Merion v. Schnitzlein
Before: Archbald
ARCHBALD, J.,
pro tem.
On November 30, 1928, plaintiff was living with her mother in a furnished apartment located in an apartment house in Long Beach operated by defendants and rented from them. Installed in each apartment of the establishment, including that occupied by plaintiff and her mother, was a small Humphrey Radiant Pire Heater No. 20. On the date mentioned the mother lighted the heater in the morning, dressed, had breakfast and departed to her work, returning at noon for lunch. She knocked on the door of the apartment but received no answer; “I commenced hammering, pounding on the door. I heard her [the daughter] fool with the door, and she opened it and just fell back on the floor.” The mother then telephoned Dr. Newman, who in turn, thinking the girl might have been overcome by monoxide gas, requested the pulmotor squad of the fire department to go at once to the apartment. This they did, finding the girl unconscious. After working on her for forty-eight minutes consciousness was restored. The lieutenant in charge testified that he had been a member of the squad for several years and had treated at. least a hundred cases; that plaintiff’s breath at the time had the smell distinctive of cases wherein people were overcome by monoxide gas. Dr.
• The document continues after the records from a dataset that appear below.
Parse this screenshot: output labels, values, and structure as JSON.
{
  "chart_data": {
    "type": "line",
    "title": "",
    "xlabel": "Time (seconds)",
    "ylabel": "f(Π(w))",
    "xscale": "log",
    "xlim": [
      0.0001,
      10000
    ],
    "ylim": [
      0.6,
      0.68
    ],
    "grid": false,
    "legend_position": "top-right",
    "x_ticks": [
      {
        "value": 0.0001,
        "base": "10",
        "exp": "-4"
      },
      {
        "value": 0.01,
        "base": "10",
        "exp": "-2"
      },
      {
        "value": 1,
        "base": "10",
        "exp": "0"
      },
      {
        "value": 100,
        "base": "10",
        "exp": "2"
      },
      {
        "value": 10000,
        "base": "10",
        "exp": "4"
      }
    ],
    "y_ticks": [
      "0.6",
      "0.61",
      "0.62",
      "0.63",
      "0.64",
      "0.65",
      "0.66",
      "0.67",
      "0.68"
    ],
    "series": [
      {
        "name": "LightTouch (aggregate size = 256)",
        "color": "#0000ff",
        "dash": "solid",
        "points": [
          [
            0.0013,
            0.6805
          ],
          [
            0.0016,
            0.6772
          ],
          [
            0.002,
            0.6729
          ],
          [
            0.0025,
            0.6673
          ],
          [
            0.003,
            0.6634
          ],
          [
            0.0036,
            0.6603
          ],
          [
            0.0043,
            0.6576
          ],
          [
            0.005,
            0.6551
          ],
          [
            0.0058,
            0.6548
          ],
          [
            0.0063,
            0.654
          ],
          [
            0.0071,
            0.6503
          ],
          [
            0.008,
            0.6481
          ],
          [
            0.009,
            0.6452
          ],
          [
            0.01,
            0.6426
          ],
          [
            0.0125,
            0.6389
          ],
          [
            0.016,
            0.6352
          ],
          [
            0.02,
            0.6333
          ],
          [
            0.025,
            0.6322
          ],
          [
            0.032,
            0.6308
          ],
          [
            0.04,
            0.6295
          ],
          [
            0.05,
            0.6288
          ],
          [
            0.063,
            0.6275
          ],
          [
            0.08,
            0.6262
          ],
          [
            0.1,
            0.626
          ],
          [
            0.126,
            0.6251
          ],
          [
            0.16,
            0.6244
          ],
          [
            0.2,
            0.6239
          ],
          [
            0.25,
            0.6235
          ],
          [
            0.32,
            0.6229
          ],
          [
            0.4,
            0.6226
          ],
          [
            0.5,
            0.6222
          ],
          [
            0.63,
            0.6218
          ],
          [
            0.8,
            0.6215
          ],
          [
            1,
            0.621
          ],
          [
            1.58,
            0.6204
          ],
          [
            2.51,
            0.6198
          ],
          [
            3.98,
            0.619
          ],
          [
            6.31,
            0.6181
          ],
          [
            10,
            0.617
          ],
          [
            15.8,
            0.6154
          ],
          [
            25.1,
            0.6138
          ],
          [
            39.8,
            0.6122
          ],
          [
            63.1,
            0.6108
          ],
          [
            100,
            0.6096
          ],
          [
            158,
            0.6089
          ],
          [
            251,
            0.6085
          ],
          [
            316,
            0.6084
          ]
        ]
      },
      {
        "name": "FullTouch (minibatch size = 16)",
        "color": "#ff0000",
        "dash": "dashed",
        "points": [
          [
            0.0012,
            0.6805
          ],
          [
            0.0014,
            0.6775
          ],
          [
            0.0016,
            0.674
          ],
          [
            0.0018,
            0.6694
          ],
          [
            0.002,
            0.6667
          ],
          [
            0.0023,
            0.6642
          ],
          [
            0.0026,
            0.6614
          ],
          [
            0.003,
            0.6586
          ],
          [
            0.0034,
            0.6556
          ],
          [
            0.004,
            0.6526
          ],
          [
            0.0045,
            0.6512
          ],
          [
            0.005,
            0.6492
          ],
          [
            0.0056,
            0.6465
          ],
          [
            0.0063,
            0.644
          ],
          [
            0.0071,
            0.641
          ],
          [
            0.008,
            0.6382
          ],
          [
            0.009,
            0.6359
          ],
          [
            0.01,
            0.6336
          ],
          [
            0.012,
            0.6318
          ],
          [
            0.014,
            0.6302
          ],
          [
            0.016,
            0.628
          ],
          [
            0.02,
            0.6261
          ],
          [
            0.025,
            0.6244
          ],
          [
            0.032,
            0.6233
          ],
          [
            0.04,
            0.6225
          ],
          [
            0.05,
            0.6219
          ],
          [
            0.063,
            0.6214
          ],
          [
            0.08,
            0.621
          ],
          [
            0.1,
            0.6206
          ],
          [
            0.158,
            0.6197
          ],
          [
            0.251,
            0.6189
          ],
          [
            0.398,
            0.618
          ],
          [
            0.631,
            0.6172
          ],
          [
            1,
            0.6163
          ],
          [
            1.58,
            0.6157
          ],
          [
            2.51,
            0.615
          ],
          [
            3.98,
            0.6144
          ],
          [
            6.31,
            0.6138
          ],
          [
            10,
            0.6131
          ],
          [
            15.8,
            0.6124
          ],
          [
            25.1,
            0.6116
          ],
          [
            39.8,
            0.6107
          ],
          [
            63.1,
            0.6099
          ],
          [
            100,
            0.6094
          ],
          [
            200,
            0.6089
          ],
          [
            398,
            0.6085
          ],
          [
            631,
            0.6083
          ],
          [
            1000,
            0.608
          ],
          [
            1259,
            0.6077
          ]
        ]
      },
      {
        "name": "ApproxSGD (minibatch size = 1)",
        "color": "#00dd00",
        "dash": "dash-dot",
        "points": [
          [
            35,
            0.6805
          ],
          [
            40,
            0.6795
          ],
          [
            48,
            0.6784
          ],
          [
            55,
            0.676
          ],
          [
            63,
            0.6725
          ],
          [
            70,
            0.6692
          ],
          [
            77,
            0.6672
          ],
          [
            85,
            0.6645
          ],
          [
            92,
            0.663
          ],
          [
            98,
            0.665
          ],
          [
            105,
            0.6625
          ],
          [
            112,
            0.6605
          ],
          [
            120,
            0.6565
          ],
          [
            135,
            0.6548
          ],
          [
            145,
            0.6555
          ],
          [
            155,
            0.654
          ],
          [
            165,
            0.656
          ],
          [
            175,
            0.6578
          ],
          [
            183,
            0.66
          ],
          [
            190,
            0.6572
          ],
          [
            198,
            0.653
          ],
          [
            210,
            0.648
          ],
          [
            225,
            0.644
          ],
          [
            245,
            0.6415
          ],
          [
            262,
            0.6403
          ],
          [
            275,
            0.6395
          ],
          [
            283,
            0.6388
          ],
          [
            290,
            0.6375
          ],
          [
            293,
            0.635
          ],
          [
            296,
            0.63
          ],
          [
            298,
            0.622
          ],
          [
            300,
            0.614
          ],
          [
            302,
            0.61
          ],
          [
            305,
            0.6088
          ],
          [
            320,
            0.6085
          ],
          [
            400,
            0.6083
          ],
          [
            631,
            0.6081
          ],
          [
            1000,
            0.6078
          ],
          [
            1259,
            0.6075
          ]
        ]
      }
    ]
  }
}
Newman testified that prior to November 30th.he had known plaintiff for about two years and that she “was a normal, healthy girl of her age”; that he treated her at the apartment for a month after that date and that she then came to his office with her mother the latter part of December and in January, 1929; that later he advised the mother to “try a change of climate” for the girl; that he did not see her again until April, at which time she had not recovered her health; that in his opinion her condition was the result of monoxide gas poisoning.
This action was brought by plaintiff through her mother as guardian
ad litem,
the complaint charging negligence in installing the heater without venting it as required by city ordinance, and that the heater was negligently “adjusted and left by said defendants in such a condition that mon
[723]
oxide gas was produced when said heater was burning”. Trial before a jury resulted in a verdict of $5,000 against defendants. Motion for new trial was denied on condition that plaintiff accept $2,000 damages in lieu of the amount awarded by the verdict of the jury. Such election was filed by plaintiff and defendants appeal from the judgment entered. The sole question raised by the appeal is as to the sufficiency of the evidence to support the judgment.